Taking out a loan in addition to your mortgage can be useful. For example, if you are going to buy a new house and you do not have sufficient resources to finance the buyer costs. Or if you want to renovate your house, a personal payday loan can offer a solution. Read more about the options for a loan in addition to your mortgage in this blog.
Personal payday loan or mortgage increase?

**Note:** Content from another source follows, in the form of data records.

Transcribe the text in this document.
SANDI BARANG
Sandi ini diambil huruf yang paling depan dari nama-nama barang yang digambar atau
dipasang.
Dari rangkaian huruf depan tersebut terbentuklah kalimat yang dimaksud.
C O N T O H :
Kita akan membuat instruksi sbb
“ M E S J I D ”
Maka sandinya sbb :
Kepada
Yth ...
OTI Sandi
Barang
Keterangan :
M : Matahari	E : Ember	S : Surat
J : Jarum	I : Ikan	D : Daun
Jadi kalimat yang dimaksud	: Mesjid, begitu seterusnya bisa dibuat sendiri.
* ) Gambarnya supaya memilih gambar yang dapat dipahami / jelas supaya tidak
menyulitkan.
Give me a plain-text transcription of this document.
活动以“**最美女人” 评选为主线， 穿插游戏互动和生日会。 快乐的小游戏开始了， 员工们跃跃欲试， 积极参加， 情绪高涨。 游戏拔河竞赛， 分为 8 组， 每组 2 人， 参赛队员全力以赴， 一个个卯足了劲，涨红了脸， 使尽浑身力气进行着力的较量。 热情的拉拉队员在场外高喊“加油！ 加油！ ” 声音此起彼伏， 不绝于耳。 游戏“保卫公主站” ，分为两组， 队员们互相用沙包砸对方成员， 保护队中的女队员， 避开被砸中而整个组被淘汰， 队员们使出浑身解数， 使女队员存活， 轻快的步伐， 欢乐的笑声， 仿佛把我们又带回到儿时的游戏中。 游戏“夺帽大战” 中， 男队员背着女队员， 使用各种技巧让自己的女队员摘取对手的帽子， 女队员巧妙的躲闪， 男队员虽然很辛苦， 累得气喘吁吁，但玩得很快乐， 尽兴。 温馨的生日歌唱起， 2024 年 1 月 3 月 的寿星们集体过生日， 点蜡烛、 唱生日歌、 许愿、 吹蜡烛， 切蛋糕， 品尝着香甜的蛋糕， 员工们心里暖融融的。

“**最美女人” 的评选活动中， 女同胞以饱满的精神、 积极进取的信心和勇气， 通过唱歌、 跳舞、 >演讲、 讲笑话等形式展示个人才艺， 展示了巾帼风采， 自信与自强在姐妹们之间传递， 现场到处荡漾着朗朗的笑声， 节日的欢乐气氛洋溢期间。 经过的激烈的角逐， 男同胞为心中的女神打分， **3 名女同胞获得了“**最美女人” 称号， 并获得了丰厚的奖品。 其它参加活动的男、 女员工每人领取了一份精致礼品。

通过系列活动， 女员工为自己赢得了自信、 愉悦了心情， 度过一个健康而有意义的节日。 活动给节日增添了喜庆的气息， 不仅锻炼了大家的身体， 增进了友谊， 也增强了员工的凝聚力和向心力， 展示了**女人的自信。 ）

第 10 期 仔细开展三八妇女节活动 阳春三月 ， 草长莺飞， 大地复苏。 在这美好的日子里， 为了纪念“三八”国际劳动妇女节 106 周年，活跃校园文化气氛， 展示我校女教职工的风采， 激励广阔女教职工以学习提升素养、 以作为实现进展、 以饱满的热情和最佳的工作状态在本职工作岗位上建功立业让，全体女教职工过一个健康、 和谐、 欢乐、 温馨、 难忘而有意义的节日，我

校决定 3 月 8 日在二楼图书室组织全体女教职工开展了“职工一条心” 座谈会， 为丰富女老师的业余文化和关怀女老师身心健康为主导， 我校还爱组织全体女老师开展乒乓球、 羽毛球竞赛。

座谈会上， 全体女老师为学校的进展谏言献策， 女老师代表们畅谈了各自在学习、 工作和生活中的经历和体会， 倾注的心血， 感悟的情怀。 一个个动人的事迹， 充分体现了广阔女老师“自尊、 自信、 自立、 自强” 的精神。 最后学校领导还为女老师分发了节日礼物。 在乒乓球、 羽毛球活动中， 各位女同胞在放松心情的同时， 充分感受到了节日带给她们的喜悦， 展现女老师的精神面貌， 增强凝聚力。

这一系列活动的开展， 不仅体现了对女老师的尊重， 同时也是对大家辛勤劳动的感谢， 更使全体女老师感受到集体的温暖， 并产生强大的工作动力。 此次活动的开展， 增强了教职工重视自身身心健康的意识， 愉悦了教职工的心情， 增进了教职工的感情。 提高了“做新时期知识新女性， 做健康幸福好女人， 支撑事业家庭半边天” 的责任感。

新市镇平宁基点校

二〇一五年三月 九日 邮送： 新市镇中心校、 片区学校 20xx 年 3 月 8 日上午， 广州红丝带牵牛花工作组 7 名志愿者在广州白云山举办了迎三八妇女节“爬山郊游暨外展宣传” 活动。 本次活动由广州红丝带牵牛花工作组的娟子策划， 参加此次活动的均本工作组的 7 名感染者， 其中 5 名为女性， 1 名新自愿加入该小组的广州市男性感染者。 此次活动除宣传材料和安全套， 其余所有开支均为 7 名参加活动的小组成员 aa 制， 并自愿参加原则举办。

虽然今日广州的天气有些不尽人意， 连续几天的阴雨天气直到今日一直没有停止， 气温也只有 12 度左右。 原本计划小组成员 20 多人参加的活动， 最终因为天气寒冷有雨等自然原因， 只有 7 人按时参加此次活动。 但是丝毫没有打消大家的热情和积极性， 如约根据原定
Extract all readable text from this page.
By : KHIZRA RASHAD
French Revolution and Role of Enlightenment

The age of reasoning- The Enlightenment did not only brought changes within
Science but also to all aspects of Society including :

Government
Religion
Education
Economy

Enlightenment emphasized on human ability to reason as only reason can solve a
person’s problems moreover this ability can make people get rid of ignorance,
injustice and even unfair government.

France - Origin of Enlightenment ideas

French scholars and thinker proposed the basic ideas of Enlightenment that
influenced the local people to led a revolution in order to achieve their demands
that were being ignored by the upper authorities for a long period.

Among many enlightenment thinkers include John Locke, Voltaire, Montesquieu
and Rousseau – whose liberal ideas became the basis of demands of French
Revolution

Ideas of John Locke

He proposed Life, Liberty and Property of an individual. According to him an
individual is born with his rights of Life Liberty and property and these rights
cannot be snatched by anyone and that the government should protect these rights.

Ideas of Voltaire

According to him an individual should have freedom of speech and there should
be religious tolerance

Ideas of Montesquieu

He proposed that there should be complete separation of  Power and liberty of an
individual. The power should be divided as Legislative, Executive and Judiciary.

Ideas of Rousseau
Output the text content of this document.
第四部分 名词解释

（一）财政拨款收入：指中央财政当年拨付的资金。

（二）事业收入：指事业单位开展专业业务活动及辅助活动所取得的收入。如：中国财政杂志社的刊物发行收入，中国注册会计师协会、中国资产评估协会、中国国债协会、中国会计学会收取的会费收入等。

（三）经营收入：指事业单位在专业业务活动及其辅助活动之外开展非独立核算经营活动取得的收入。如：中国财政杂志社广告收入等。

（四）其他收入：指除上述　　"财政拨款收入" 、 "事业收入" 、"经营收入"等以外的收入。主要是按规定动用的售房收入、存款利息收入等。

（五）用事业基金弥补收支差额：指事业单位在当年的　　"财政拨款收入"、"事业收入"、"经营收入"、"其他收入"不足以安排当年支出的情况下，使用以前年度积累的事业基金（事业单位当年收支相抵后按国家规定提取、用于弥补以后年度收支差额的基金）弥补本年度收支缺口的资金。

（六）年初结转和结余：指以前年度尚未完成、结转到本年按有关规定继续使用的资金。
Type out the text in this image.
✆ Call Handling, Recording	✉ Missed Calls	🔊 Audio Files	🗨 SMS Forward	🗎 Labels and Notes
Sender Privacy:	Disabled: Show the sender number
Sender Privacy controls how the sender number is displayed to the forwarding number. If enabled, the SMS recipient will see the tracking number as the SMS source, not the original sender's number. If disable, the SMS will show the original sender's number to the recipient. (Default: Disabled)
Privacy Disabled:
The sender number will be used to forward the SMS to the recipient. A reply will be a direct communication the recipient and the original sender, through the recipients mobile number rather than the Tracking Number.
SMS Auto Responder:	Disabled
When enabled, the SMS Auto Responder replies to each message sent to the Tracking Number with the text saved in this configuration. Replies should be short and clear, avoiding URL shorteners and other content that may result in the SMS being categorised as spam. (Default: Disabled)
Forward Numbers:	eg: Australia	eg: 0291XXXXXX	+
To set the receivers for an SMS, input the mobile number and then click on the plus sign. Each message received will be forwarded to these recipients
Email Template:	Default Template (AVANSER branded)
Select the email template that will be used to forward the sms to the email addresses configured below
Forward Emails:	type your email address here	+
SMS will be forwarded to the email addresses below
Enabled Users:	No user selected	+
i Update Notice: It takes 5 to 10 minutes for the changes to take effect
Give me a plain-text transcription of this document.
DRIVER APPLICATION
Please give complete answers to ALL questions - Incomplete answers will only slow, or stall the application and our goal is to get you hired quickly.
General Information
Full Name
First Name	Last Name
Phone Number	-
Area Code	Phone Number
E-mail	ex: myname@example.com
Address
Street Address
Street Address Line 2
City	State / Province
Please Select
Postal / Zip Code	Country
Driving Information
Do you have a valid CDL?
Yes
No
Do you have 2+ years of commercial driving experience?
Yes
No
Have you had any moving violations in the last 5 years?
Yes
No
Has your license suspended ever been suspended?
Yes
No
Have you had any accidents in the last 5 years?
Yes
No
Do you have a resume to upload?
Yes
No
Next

How you are going to finance a renovation will ultimately remain a personal choice. Several factors play a role. If you want to increase your mortgage, you must again pay notary fees, appraisal and consultancy fees. That can go pretty well in the papers. Moreover, the term of a mortgage is longer than with a personal payday loan. So you pay more interest than with a personal payday loan.
Raising a mortgage takes time and effort
Given the stricter lending standards, there is a chance that your personal situation will not be accepted by the lender. The tax deductibility goes down. This has consequences for both taking out a second mortgage and a personal payday loan. But the consequences are longer with a longer duration (30 years) than with 10 years.
Discover the benefits of a personal payday loan
Taking out a personal payday loan therefore seems a more favorable option than a mortgage to pay for your renovation. With a low amount and a short term, you will be cheaper with a personal payday loan. In addition, you also receive interest relief on a loan that you take out for an improvement to your home. Such as a new bathroom, a new kitchen, dormer window or extension. Moreover, with a personal payday loan you know exactly where you stand. Both the duration and the interest are fixed. With the National Credit Checker you take out a loan entirely online at the lowest interest rates and best loan conditions.